At the time, she was a communications major at Wilkes University.
Today she works in the gas industry.
“The more I read, the more interested I became,” Hoyt said.
Two days after graduation this spring, Hoyt began working as a gas tech for Williams Midstream Services, which runs gathering pipelines from Marcellus wells to transmission lines.
“She wears a hard hat every day, flame-retardant clothing, steel-toed boots and she gets greasy,” said Williams General Manager Ryan Savage.
It’s not glamorous work, but increasingly it’s work that is open to women.
Savage said Williams has been making a concerted effort to hire more women.
“It’s 50 percent of the population,” he said. “You’ve got to open the doors.”
Hoyt has one message for “the young women still in school: don’t be intimidated.”
“I know some of the men were not thrilled at working with me,” she said. “They assumed I was afraid to get dirty. I showed them I was capable. ... I bring my own strength to the job.”
Hoyt is not alone.

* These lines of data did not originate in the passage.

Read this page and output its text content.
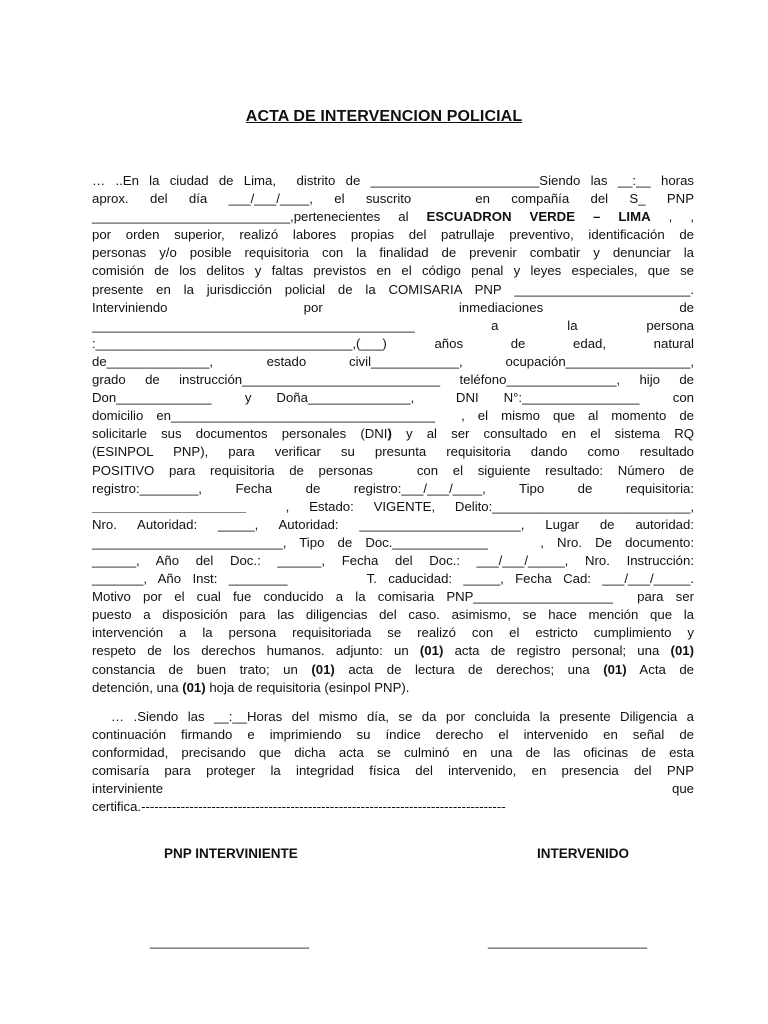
ACTA DE INTERVENCION POLICIAL
… ..En la ciudad de Lima,  distrito de _______________________Siendo las __:__ horas
aprox.  del  día  ___/___/____,  el  suscrito      en  compañía  del  S_  PNP
___________________________,pertenecientes al ESCUADRON VERDE – LIMA , ,
por orden superior, realizó labores propias del patrullaje preventivo, identificación de
personas y/o posible requisitoria con la finalidad de prevenir combatir y denunciar la
comisión de los delitos y faltas previstos en el código penal y leyes especiales, que se
presente en la jurisdicción policial de la COMISARIA PNP ________________________.
Interviniendo                    por                    inmediaciones                    de
____________________________________________          a         la         persona
:___________________________________,(___)     años     de     edad,     natural
de______________,     estado    civil____________,    ocupación_________________,
grado de instrucción___________________________ teléfono_______________, hijo de
Don_____________    y   Doña______________,     DNI   N°:________________    con
domicilio en____________________________________  , el mismo que al momento de
solicitarle sus documentos personales (DNI) y al ser consultado en el sistema RQ
(ESINPOL  PNP),  para  verificar  su  presunta  requisitoria  dando  como  resultado
POSITIVO para requisitoria de personas   con el siguiente resultado: Número de
registro:________,    Fecha    de    registro:___/___/____,    Tipo    de    requisitoria:
_____________________  , Estado: VIGENTE, Delito:___________________________,
Nro.  Autoridad:  _____,  Autoridad:  ______________________,  Lugar  de  autoridad:
__________________________, Tipo de Doc._____________    , Nro. De documento:
______, Año del Doc.: ______, Fecha del Doc.: ___/___/_____, Nro. Instrucción:
_______, Año Inst: ________       T. caducidad: _____, Fecha Cad: ___/___/_____.
Motivo por el cual fue conducido a la comisaria PNP___________________  para ser
puesto a disposición para las diligencias del caso. asimismo, se hace mención que la
intervención a la persona requisitoriada se realizó con el estricto cumplimiento y
respeto de los derechos humanos. adjunto: un (01) acta de registro personal; una (01)
constancia de buen trato; un (01) acta de lectura de derechos; una (01) Acta de
detención, una (01) hoja de requisitoria (esinpol PNP).
… .Siendo las __:__Horas del mismo día, se da por concluida la presente Diligencia a
continuación firmando e imprimiendo su índice derecho el intervenido en señal de
conformidad, precisando que dicha acta se culminó en una de las oficinas de esta
comisaría para proteger la integridad física del intervenido, en presencia del PNP
interviniente                                                                                            que
certifica.-----------------------------------------------------------------------------------
PNP INTERVINIENTE	INTERVENIDO
______________________	______________________
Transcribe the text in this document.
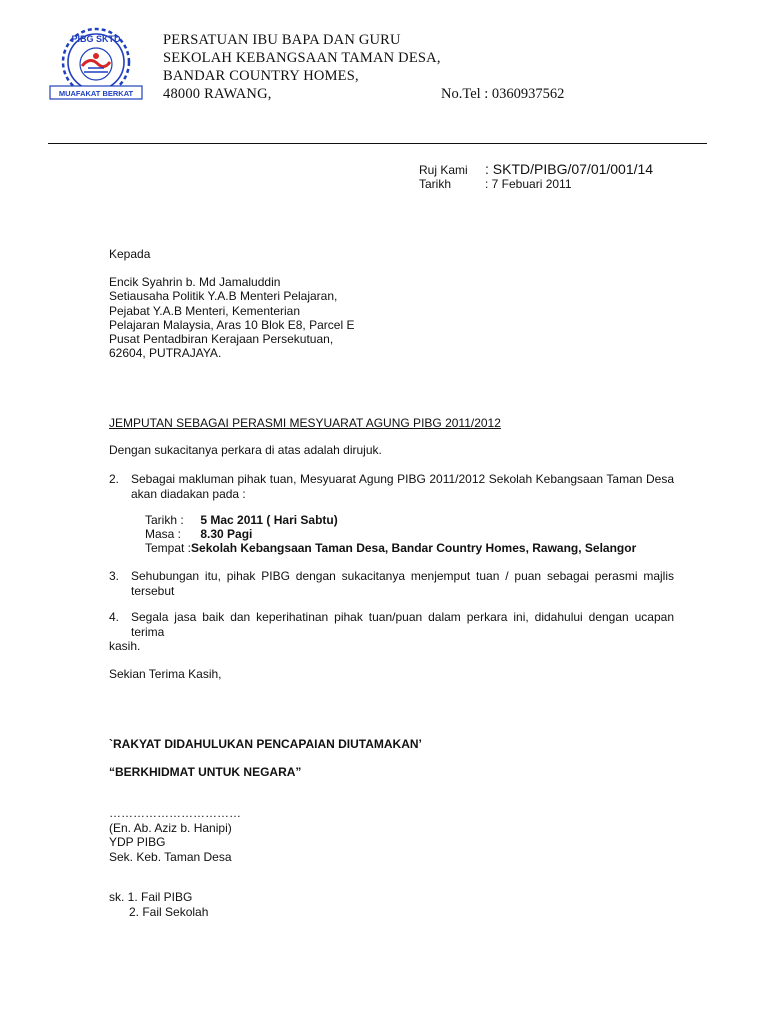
PIBG SKTD
MUAFAKAT BERKAT
PERSATUAN IBU BAPA DAN GURU
SEKOLAH KEBANGSAAN TAMAN DESA,
BANDAR COUNTRY HOMES,
48000 RAWANG,	No.Tel : 0360937562
Ruj Kami : SKTD/PIBG/07/01/001/14
Tarikh	: 7 Febuari 2011
Kepada
Encik Syahrin b. Md Jamaluddin
Setiausaha Politik Y.A.B Menteri Pelajaran,
Pejabat Y.A.B Menteri, Kementerian
Pelajaran Malaysia, Aras 10 Blok E8, Parcel E
Pusat Pentadbiran Kerajaan Persekutuan,
62604, PUTRAJAYA.
JEMPUTAN SEBAGAI PERASMI MESYUARAT AGUNG PIBG 2011/2012
Dengan sukacitanya perkara di atas adalah dirujuk.
2. Sebagai makluman pihak tuan, Mesyuarat Agung PIBG 2011/2012 Sekolah Kebangsaan Taman Desa akan diadakan pada :
Tarikh : 5 Mac 2011 ( Hari Sabtu)
Masa : 8.30 Pagi
Tempat :Sekolah Kebangsaan Taman Desa, Bandar Country Homes, Rawang, Selangor
3. Sehubungan itu, pihak PIBG dengan sukacitanya menjemput tuan / puan sebagai perasmi majlis tersebut
4. Segala jasa baik dan keperihatinan pihak tuan/puan dalam perkara ini, didahului dengan ucapan terima
kasih.
Sekian Terima Kasih,
`RAKYAT DIDAHULUKAN PENCAPAIAN DIUTAMAKAN’
“BERKHIDMAT UNTUK NEGARA”
……………………………
(En. Ab. Aziz b. Hanipi)
YDP PIBG
Sek. Keb. Taman Desa
sk. 1. Fail PIBG
2. Fail Sekolah
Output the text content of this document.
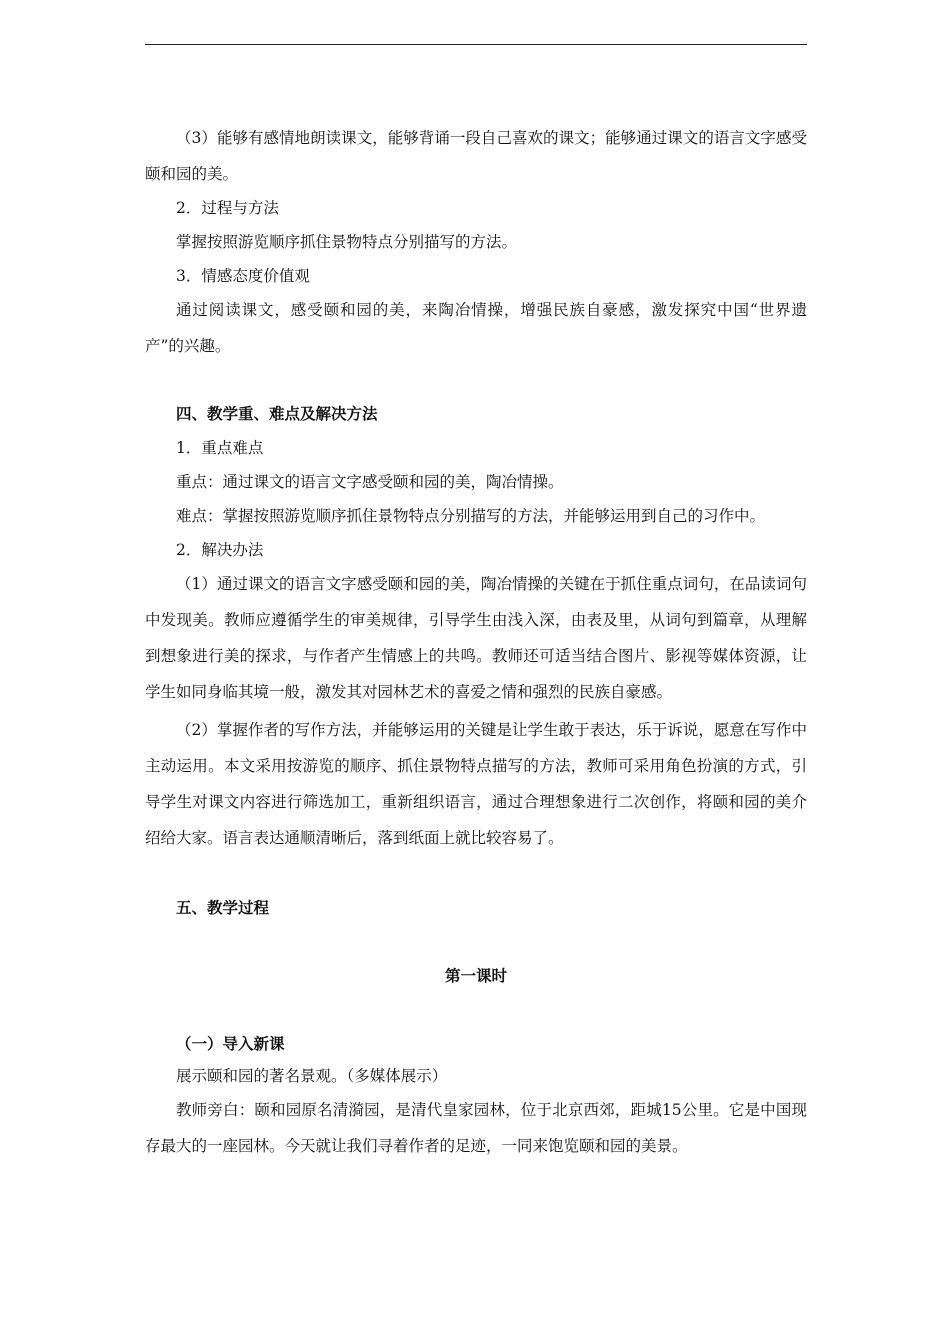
（3）能够有感情地朗读课文，能够背诵一段自己喜欢的课文；能够通过课文的语言文字感受颐和园的美。
2．过程与方法
掌握按照游览顺序抓住景物特点分别描写的方法。
3．情感态度价值观
通过阅读课文，感受颐和园的美，来陶冶情操，增强民族自豪感，激发探究中国“世界遗产”的兴趣。
四、教学重、难点及解决方法
1．重点难点
重点：通过课文的语言文字感受颐和园的美，陶冶情操。
难点：掌握按照游览顺序抓住景物特点分别描写的方法，并能够运用到自己的习作中。
2．解决办法
（1）通过课文的语言文字感受颐和园的美，陶冶情操的关键在于抓住重点词句，在品读词句中发现美。教师应遵循学生的审美规律，引导学生由浅入深，由表及里，从词句到篇章，从理解到想象进行美的探求，与作者产生情感上的共鸣。教师还可适当结合图片、影视等媒体资源，让学生如同身临其境一般，激发其对园林艺术的喜爱之情和强烈的民族自豪感。
（2）掌握作者的写作方法，并能够运用的关键是让学生敢于表达，乐于诉说，愿意在写作中主动运用。本文采用按游览的顺序、抓住景物特点描写的方法，教师可采用角色扮演的方式，引导学生对课文内容进行筛选加工，重新组织语言，通过合理想象进行二次创作，将颐和园的美介绍给大家。语言表达通顺清晰后，落到纸面上就比较容易了。
五、教学过程
第一课时
（一）导入新课
展示颐和园的著名景观。（多媒体展示）
教师旁白：颐和园原名清漪园，是清代皇家园林，位于北京西郊，距城15公里。它是中国现存最大的一座园林。今天就让我们寻着作者的足迹，一同来饱览颐和园的美景。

She is part of the burgeoning growth in gas-related jobs in Pennsylvania.
According to a recent federal report, “The fastest 12 growing occupations in Pennsylvania are all directly related to Marcellus Shale,” said Sue Mukherjee, director of workforce development for the state’s Department of Labor and Industry.
The number of employees in the core oil and gas industries in Pennsylvania has more than doubled in the last three years.
Mukherjee said the number of new hires who come from within the state has increased to 74 percent.
The numbers are enough to make Mukherjee’s boss — Secretary of Labor and Industry Julia Hearthway — veer into hyperbole.
It’s “a tsunami of jobs,” Hearthway said Tuesday at a media event in the capitol sponsored by the gas industry.
“The opportunities are endless,” she said. “The human energy that can be generated from this is phenomenal.”
The daughter of a geologist who spent her early years in Midland, Texas, Hearthway said, “I’ve grown up seeing this — what natural resources can do for a community, and it’s phenomenal.”
“With the governor’s direction, I’m going to be completely focused on getting Pennsylvanians jobs in this industry.”
“Pennsylvania is blessed,” she said. “How blessed we are.”
A look at the state’s job picture since the end of 2007 suggests why Hearthway might wax messianic on gas.
Few sectors of the state economy show anything but contraction.
Construction jobs are down nearly 15 percent.
Manufacturing jobs are down more than 12 percent.
Information jobs are down more than 11 percent.
Only eight sectors show growth, and only two of them growth in the double digits.
Educational services sector jobs are up more than 14 percent.
Mining and logging sector jobs are up nearly 57 percent, and practically all of that increase can be attributed to the oil and gas core industries.
Hearthway said her job is matching people who need jobs to companies that have them.
The gas industry is adding jobs at a faster rate than any other industry.
“We are focused on this like a laser,” she said. It’s “job matching on steroids.”